As more and more of the Mediterranean is essentially destroyed by resort tourism, the message is bound to spread. Mr Soru's new role as "Ambassador for the Coasts" in the UN's Environment Programme gives him the chance to spread the word.

The Sardinians are still with him on this, he insists. "Of course there are critics and opponents of the policy of banning new construction on the coast," he said, "but the majority of Sardinians understand what is at stake."

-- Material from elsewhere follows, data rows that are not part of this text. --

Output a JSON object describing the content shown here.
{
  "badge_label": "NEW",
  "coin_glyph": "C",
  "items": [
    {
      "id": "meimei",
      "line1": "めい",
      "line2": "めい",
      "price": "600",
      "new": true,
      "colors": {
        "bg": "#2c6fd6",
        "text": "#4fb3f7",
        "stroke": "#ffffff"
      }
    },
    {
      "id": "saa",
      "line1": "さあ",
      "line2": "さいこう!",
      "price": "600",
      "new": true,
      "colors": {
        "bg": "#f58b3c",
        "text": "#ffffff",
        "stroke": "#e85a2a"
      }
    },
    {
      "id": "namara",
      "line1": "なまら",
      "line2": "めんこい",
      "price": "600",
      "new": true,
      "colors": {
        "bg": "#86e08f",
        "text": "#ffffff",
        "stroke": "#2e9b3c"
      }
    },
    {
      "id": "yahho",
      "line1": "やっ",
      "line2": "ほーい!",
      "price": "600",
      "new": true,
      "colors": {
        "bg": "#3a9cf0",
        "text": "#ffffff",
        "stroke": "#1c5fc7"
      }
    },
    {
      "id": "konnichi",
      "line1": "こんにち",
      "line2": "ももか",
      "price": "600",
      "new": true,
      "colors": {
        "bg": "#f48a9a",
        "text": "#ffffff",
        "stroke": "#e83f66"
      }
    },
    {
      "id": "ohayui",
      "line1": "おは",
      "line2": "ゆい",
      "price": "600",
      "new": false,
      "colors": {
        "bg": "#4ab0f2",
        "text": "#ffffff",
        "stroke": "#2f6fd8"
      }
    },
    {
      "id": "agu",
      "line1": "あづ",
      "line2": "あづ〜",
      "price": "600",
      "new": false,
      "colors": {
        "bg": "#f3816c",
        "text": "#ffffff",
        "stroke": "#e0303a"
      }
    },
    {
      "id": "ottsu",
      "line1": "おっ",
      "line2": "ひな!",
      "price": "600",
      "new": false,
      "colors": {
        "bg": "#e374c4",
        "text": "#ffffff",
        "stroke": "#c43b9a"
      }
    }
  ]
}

Gavoi's festival is a concrete example of how to create a counterbalance. The festival has acquired a distinctly British slant, though nobody seems very clear why. Last year, Jonathan Coe and Allan Guthrie packed them in, this year Nick Hornby was top of the bill. The festival represents a flowering of the village itself. It has become a four-day excuse for the village to let its hair down. Via Roma, the main street, turns pedestrian for the duration, and its 23 bars stay open beyond midnight, thronging with locals as well as visitors.

Tiscali is still a sponsor, but now the region itself is its biggest backer, yet it is still struggling to pay its bills. "None of the organisers gets paid, said Fois. "If it seems rich it's because we exploit all the resources we have." The writers for example - they are not paid, either, not even Hornby, or the famous film director Ermanno Olmi, or the bestselling Italian comedian-turned-thriller writer Giorgio Falletti, or the photographer Gianni Berengo Gardin. The stars get rooms in a modest hotel beside the nearby lake; but they get the chance to hang out in the bars and restaurants, meet their readers and other writers, and have some country fun.

Until now Gavoi was known for its sheep, its cheese and its mutton. The village's other pleasures are equally rustic. One of its delights is the tinkling of sheep bells. The sound is so ubiquitous that the villagers no longer notice it, just as they look blank when you mention the scent of flowers which fills the village, and and the silence of the velvety night.

But now Gavoi has books as well, and modern art in the local museum, and stars of stage and screen standing in the local piazza taking questions. Villagers who have moved elsewhere and come back for a visit at festival time rub their eyes in disbelief.

President Soru turned up on Saturday night as Nick Hornby was doing his stuff. "Today people come to Sardinia for the sun and the sea," he said. "But by preserving our environment we are making an investment in our future. Sardinia is not just sun and sea, it is also silence and darkness. We have a hidden treasure here."